A U.S. agency that oversees the national stockpile of emergency medical supplies failed to fulfill state and local requests for supplies amid the coronavirus pandemic due to major problems maintaining its stash of critical items.
“The United States relies on a just-in-time medical delivery system that lacks resilience in times of crisis,” Dr. Daniel M. Gerstein, senior policy researcher for the RAND Corporation think tank, told senators in a hearing on the agency’s pandemic response Wednesday. “Overall, the federal response has been slow and inconsistent, confusing at times and has deservedly become a target of criticism. We have seen shortfalls in areas from the basic science to our emergency management governance and doctrine in strategic communications with the American people.”
The Strategic National Stockpile agency, or SNS, with the Department of Health and Human Services was formed in 1998 with the purpose of acquiring large amounts of important healthcare items and getting them out to local, state, tribal, and territorial areas in emergencies when those materials may not be immediately available. The then-National Pharmaceutical Stockpile was the country’s national repository of antibiotics, vaccines, chemical antidotes, and medical supplies. After the 2001 terrorist attacks, its name and mission were changed to include a broader range of medical supplies, making it the nation’s largest supply of lifesaving pharmaceuticals and medical supplies.
But the lack of clarity in how responsible it was for responding to a widescale outbreak and insufficient funding prevented the agency from riding into the 2020 pandemic as emergency responders and local leaders had expected, according to health experts who briefed the Senate Homeland Security and Governmental Affairs Committee Wednesday.
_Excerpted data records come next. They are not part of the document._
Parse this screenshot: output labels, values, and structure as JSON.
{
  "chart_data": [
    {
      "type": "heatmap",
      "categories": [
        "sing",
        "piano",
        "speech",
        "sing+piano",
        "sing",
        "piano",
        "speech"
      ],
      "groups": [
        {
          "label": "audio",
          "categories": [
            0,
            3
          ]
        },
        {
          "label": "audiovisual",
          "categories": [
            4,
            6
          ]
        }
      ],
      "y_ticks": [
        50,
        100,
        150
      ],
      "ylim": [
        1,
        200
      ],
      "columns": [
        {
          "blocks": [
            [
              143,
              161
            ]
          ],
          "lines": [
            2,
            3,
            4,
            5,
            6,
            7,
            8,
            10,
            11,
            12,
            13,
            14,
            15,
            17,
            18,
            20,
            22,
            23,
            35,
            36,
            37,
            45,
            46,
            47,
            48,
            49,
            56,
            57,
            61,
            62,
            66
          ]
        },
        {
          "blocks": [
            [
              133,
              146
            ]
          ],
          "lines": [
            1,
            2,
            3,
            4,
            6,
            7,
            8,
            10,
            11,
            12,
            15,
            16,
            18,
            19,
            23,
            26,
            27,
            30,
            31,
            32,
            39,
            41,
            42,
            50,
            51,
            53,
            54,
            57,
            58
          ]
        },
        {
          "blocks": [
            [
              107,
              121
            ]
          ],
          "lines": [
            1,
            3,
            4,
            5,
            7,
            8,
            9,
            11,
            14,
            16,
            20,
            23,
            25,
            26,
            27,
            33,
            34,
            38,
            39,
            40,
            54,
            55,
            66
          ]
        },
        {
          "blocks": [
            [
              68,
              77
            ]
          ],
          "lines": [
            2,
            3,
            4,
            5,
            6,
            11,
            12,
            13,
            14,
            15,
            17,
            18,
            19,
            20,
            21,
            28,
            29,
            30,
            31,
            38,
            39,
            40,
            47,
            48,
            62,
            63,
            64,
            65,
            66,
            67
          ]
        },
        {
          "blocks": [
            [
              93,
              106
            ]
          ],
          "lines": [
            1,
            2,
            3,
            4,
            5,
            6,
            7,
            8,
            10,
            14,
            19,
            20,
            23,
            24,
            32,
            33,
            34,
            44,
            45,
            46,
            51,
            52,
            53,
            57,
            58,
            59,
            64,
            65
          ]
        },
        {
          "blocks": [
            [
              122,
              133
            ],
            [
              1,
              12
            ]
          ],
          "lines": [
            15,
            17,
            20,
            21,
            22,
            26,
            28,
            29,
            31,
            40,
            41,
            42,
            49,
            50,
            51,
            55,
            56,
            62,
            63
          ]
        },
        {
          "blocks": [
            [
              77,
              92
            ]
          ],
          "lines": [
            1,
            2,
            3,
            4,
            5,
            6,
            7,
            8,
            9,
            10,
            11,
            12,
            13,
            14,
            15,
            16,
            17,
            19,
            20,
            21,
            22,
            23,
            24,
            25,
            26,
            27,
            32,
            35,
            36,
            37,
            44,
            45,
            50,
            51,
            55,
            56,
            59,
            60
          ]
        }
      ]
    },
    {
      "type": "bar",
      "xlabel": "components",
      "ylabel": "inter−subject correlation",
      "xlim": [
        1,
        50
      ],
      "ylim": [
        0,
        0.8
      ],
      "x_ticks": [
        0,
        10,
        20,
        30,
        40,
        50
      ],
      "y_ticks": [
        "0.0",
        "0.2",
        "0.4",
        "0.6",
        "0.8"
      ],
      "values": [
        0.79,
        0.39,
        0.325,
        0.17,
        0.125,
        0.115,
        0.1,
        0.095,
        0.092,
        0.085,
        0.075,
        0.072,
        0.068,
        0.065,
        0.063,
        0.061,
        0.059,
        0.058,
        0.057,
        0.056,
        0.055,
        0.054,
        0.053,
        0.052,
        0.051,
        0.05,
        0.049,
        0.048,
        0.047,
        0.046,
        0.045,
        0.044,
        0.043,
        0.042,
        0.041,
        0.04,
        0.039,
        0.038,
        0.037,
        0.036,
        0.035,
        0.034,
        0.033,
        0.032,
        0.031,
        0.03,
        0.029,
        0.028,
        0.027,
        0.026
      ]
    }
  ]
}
“It has gone from being something that was oriented toward bioterrorism into all-hazards [chemical, biological, radiological and nuclear] preparation, then influenza pandemic,” said former Centers for Disease Control and Prevention Director Julie Gerberding.
W. Gregory Burel, who oversaw the national stockpile from 2007 through January, defended the agency’s response, saying its stash was diminished following the 2009 outbreak of H1N1, or swine flu, and that it was never replenished due to a lack of congressional funding. As the U.S. tried to surge ventilators, personal protective equipment, diagnostic tests, and oxygen to the public amid the present pandemic, the national stockpile came up short, Gerberding said.
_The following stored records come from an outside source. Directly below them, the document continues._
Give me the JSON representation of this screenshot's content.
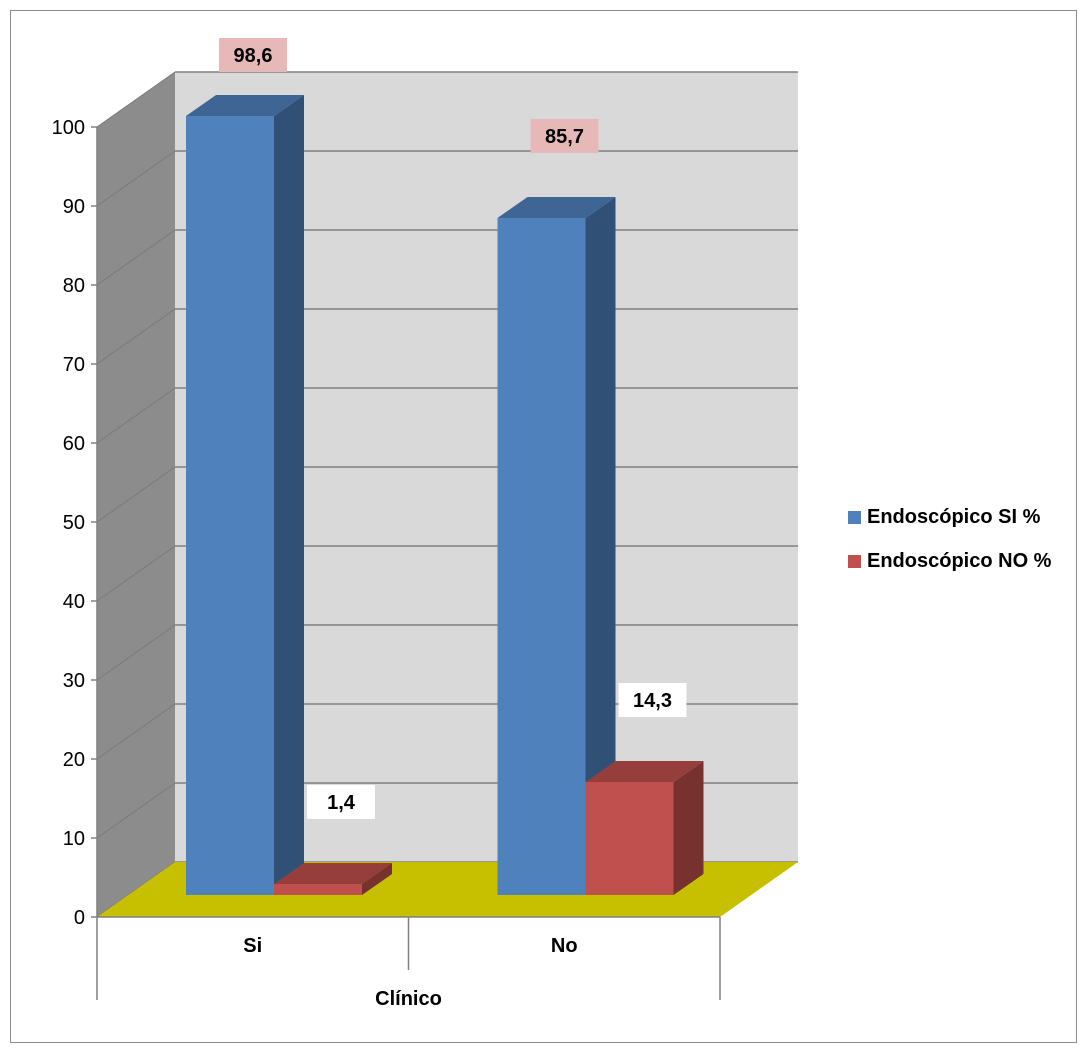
{
  "chart_data": {
    "type": "bar",
    "categories": [
      "Si",
      "No"
    ],
    "group_label": "Clínico",
    "series": [
      {
        "name": "Endoscópico SI %",
        "color": "#4F81BD",
        "values": [
          98.6,
          85.7
        ],
        "labels": [
          "98,6",
          "85,7"
        ]
      },
      {
        "name": "Endoscópico NO %",
        "color": "#C0504D",
        "values": [
          1.4,
          14.3
        ],
        "labels": [
          "1,4",
          "14,3"
        ]
      }
    ],
    "yticks": [
      "0",
      "10",
      "20",
      "30",
      "40",
      "50",
      "60",
      "70",
      "80",
      "90",
      "100"
    ],
    "ylim": [
      0,
      100
    ],
    "grid": true,
    "legend": "right",
    "floor_color": "#C6C000",
    "wall_color": "#D9D9D9"
  }
}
“It’s impossible for Congress or anyone else to be able to budget to the stockpile if there isn’t clarity about what it’s supposed to accomplish at what scale,” Gerberding said.
An Oregon emergency management official said his state had depended on the stockpile when it needed assistance but applied for help only to find out it could not assist.
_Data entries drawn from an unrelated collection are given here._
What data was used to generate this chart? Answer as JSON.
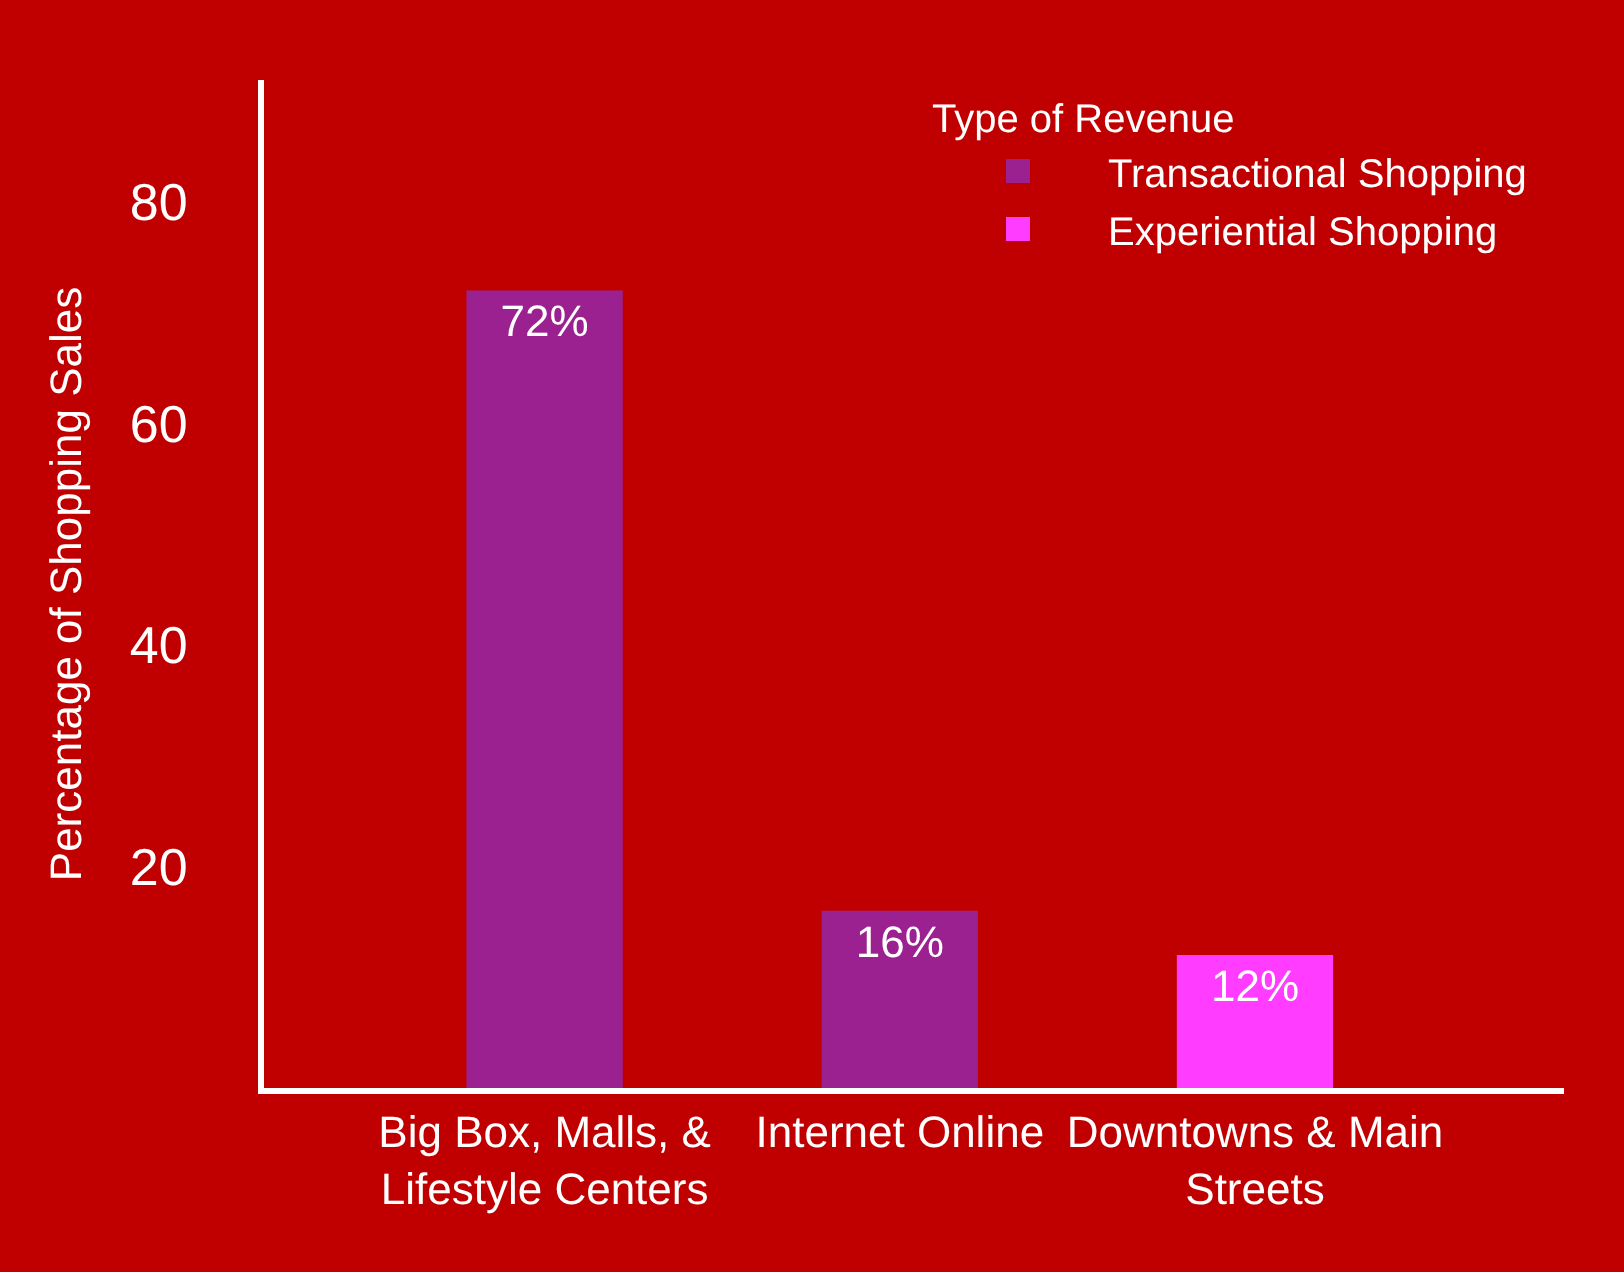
{
  "chart_data": {
    "type": "bar",
    "ylabel": "Percentage of Shopping Sales",
    "legend_title": "Type of Revenue",
    "categories": [
      "Big Box, Malls, & Lifestyle Centers",
      "Internet Online",
      "Downtowns & Main Streets"
    ],
    "series": [
      {
        "name": "Transactional Shopping",
        "color": "#9b2090",
        "values": [
          72,
          16,
          null
        ],
        "value_labels": [
          "72%",
          "16%",
          null
        ]
      },
      {
        "name": "Experiential Shopping",
        "color": "#ff3cff",
        "values": [
          null,
          null,
          12
        ],
        "value_labels": [
          null,
          null,
          "12%"
        ]
      }
    ],
    "stacked": true,
    "ylim": [
      0,
      91
    ],
    "yticks": [
      20,
      40,
      60,
      80
    ],
    "grid": false,
    "legend": "top right"
  }
}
“Put simply, states generally did not receive items from the SNS that they needed, or if they did, it was in increments so small that it became insignificant or what was provided was past a functional expiration date,” Andrew Phelps, director of Oregon’s Office of Emergency Management, wrote in a prepared statement.
Gerstein called for SNS to be part of a broader national security chain instead of being the sole agency that others, such as the Federal Emergency Management Administration, must count on.